In the pilot episode of the TV show I worked on, The Bridge, a lawyer says to a cop, “Shouldn’t the police be held to a higher standard?” And he says, “Not when it’s used to screw with them.”
Now, that episode was filmed before the rest of the writing team was hired, but it was something we discussed quite a bit in the writer’s room. The show is about a cop who becomes head of the police union and works to, as the union slogan says, “Protect Those Who Protect Us.”
I kept insisting that the police aren’t held to a higher standard, they’re held to the police standard. The same way doctors are held to their standard and engineers and lawyers and truck drivers are held to their own standards – every profession has a set of standards and all the members are held to it – or should be.
A cop is trained, armed and sent out into the community with the power to detain people, to remove them from their daily lives, bring them to a police station and hold them against their will. No one else can do that. Then the lawyers get involved and sometimes the person is let go and sometimes they’re charged with a crime and held in custody until a trial, or released on bail. Throughout the whole process rules must be followed, there are standards specific to the process – not higher standards than a truck driver has in his/her job, just different standards. They’re different jobs afterall.
Then last week my latest novel received a very negative review in a big US newspaper. Well, that happens, I don’t like it but I understand. In fact, I feel in order for people to like something a lot it has to be specific enough that other people are going to hate it. And this reviewer hated it.
One of the reviewer’s many complaints (I just ignore the stuff about foul language) was, “ On the side of law and order are detectives so beyond hard-boiled that they make a mockery of what they do.”
I’m not really sure what that means, but I think it’s similar to another negative review the book received which said, the cops are “...little more than aw-shucks narrators on the sidelines of a greasy show that's all about the bad guys.”
Okay, I get it, in crime fiction readers want cops to solve the crimes and catch the bad guys.
And then usually they want the cops to shoot the bad guys because we really don’t like all those lawyers getting involved insisting that rules be followed and that standards be upheld. We like lone wolf cops that ignore the rules – and always get the right bad guy anyway.
But I want to write about what I see in my city every day. There are drugs, there is organized crime and there is violence. And, yes, there are cops, but not enough, and with nowhere near the amount of resources they need to do the job properly.
I don’t like the “lone wolf” cop that has to break all the rules to catch the bad guy. I want the good guys to follow the rules and catch the bad guy. And if that means the deck is too stacked in favour of the bad guy and few of them get caught (and how often do we see heads of organized crime syndicates arrested? How often are there drug shortages on our streets?) then I think that’s one thing that crime fiction ought to illustrate. I’d like to see the rules changed so that the good guys don’t need to break them.
Then there’s the issue of women in crime fiction and thrillers.

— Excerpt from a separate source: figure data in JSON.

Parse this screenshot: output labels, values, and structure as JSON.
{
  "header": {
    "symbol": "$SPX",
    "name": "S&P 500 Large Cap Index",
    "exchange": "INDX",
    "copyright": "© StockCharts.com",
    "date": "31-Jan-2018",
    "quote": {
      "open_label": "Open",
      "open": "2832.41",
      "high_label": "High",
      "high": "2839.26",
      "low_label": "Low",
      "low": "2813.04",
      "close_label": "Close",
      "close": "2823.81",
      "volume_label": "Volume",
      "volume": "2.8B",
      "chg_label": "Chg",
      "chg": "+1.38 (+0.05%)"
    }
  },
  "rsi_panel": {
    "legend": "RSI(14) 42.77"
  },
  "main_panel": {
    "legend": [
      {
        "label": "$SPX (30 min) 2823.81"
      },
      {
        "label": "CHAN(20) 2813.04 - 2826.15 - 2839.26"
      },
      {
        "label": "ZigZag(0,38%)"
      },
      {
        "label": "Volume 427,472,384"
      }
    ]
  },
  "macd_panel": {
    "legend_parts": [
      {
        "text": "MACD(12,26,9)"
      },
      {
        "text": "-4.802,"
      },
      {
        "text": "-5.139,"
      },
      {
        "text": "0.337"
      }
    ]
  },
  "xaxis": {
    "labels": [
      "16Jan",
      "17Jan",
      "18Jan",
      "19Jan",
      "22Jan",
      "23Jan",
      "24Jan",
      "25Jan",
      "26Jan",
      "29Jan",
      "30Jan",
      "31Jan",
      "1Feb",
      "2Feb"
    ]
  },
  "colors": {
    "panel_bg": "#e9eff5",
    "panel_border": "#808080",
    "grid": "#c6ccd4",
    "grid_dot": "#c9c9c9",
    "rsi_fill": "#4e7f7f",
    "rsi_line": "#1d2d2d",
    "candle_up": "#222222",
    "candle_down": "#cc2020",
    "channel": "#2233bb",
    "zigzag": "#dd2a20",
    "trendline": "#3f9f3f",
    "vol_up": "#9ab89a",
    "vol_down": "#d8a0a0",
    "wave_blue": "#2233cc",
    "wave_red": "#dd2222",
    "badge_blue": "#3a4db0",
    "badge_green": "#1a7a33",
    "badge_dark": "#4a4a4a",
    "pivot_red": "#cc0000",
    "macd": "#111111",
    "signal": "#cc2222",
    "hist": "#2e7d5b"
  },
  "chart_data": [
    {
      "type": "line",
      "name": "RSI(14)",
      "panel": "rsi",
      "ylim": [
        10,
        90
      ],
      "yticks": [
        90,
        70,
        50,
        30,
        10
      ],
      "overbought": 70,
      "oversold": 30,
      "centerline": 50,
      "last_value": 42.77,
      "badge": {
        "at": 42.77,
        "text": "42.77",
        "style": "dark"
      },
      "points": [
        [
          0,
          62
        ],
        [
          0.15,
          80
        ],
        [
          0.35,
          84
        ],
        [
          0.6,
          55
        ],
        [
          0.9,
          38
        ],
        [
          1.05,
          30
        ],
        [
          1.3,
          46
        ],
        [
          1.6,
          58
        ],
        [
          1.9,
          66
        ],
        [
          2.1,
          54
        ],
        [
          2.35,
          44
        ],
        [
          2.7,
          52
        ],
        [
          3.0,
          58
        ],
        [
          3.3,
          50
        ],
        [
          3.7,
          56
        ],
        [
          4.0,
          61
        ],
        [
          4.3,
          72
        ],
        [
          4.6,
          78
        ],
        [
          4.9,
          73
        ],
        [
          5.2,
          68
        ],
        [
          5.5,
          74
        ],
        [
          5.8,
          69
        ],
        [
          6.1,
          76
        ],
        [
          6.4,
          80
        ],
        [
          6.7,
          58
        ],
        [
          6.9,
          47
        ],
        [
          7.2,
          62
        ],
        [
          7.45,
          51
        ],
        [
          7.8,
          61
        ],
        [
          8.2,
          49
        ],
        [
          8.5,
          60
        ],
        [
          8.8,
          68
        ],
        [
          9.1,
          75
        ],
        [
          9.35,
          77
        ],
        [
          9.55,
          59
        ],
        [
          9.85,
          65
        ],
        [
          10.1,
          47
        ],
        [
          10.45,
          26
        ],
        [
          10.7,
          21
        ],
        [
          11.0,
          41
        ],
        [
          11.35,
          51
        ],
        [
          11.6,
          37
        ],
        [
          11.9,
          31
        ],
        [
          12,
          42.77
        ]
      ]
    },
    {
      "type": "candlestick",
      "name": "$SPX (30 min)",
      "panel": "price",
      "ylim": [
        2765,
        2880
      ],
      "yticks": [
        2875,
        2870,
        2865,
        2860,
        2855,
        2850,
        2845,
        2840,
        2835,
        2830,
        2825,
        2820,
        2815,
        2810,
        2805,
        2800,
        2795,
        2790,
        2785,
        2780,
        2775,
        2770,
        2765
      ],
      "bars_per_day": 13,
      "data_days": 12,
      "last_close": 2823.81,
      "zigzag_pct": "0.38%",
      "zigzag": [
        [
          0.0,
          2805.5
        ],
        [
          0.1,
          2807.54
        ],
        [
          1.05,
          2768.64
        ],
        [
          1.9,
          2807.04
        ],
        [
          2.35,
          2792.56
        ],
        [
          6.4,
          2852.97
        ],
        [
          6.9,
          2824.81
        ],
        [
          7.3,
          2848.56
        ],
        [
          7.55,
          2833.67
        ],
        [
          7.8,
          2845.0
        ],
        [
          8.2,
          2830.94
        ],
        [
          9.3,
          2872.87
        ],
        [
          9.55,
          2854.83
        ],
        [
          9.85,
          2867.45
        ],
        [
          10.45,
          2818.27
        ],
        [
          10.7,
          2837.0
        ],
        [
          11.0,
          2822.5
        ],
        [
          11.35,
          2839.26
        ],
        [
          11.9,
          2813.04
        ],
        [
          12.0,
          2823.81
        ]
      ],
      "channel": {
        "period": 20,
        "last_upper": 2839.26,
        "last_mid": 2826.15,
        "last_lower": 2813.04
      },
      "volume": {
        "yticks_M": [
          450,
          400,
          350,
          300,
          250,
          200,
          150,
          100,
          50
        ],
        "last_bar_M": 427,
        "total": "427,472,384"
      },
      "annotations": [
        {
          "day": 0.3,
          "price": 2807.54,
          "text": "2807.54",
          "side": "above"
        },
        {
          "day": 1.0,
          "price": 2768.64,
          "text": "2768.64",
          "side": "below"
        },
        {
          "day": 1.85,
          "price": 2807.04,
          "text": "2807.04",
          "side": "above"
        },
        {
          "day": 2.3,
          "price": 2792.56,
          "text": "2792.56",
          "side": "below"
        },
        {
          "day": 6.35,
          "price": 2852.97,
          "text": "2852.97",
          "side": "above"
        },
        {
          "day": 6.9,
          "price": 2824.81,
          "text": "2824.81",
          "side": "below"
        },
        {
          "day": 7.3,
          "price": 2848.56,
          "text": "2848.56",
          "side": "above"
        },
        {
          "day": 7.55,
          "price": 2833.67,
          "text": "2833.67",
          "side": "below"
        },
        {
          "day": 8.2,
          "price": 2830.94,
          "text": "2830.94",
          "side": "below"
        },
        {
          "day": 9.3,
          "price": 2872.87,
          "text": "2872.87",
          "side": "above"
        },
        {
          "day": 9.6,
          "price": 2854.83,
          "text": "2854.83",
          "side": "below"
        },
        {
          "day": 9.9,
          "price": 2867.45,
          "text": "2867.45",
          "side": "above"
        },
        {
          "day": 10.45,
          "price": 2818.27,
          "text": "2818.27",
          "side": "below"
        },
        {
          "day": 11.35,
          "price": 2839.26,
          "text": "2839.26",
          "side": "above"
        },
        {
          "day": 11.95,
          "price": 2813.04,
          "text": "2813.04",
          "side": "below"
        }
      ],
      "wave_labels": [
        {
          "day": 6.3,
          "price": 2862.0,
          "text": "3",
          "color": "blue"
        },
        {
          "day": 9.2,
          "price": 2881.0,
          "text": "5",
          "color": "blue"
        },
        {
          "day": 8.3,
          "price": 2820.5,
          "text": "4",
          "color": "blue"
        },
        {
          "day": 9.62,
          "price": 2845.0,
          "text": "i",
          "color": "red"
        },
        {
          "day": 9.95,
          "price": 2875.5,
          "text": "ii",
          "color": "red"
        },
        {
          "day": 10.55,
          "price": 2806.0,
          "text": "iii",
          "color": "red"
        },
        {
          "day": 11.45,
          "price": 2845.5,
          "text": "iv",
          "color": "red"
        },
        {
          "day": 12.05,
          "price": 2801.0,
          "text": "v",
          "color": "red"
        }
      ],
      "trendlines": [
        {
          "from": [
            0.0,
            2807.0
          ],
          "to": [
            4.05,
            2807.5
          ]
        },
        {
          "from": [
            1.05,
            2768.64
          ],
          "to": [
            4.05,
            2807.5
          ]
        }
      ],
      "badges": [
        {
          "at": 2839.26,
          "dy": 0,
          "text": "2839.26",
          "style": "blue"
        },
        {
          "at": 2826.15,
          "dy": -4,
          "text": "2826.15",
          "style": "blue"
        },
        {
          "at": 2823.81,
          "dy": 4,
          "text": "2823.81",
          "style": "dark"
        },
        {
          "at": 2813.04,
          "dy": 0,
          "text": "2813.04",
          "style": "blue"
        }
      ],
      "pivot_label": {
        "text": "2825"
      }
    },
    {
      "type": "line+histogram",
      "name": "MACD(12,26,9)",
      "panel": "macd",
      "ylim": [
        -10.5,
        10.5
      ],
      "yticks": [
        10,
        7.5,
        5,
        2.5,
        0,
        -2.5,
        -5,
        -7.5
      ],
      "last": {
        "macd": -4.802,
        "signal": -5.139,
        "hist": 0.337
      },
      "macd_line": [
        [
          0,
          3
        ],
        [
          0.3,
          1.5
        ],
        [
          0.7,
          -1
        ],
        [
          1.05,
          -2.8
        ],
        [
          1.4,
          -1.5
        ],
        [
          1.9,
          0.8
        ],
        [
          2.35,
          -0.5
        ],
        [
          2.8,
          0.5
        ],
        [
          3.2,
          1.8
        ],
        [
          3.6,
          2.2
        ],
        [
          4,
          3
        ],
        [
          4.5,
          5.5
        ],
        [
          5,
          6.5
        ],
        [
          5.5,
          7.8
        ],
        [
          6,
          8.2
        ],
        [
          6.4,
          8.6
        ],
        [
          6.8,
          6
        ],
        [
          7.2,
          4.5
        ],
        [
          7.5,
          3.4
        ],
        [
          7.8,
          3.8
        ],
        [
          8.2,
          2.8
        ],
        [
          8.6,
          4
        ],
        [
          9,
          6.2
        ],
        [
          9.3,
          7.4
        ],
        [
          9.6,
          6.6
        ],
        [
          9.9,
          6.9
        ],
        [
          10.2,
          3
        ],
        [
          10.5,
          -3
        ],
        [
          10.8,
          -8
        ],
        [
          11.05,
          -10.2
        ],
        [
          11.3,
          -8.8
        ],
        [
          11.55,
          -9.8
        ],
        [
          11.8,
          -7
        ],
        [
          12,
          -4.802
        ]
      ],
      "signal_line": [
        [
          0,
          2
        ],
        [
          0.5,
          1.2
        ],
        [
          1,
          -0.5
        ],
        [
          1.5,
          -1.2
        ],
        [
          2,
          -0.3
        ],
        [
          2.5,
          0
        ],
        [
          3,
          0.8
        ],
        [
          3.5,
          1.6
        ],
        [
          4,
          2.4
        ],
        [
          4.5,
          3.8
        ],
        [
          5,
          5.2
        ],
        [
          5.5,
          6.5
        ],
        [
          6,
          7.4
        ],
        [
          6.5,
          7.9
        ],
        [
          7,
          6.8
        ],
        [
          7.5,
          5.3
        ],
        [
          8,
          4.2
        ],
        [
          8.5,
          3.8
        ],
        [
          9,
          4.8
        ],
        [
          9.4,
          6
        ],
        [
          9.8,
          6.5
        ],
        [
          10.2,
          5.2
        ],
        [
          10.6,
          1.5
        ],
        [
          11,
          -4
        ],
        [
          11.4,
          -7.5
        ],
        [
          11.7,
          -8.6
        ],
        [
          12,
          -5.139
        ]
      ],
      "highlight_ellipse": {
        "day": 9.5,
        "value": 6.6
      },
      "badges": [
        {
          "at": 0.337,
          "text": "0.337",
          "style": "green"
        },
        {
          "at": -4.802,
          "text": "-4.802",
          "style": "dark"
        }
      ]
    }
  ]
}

In an essay called, “Feminist or Misogynist,” on the blog The F Word, Melanie Newman looks into the way male writers “empower” women (and probably a lot of women writers, too):
”So many male visions of female potency resemble cartoons; the kick-boxing girl has become a 21st century literary cliché... These unlikely - and therefore unthreatening - ass-kicking babes may be employed to lend a veneer of legitimacy... Or they may reflect the authors’ belief that if only females would stop acting as ‘victims’ and discover their own capacity for violence, the aggression visited on them by men would disappear... The solution thus lies in women’s hands, relieving men of the responsibility.”
So, again, these are lone wolf characters acting outside the law to get things done – and they always get things done.
Now, I know that kind of lone-wolf stuff happens sometimes, I’ve seen Serpico, there are probably even ass-kicking rape-victims who’ve gone after criminals themselves, but it’s become such an entretched standard of crime fiction that it’s starting to feel like a limitation.
And I don’t think literature should have any limits.
I’d like crime fiction to reflect the reality of the world the same way literary fiction does and not be held to a “higher standard” where justice must always be served. Literature – art - isn’t comfort food, it isn’t a security blanket.
Literature – art – has kick-started many a public discussion that has then led to changes, maybe even improvements, in peoples’ lives. Now, I’m not saying all books should do that – or even try to do that.
But if we never try to do that then we’re supporting the status quo. Our books and stories become, “unlikely – and therefore unthreatening.”
Crime fiction can, and should, be many things but it should never be unthreatening. It should challenge and upset and get people arguing.
It shouldn’t be held to a “higher standard.”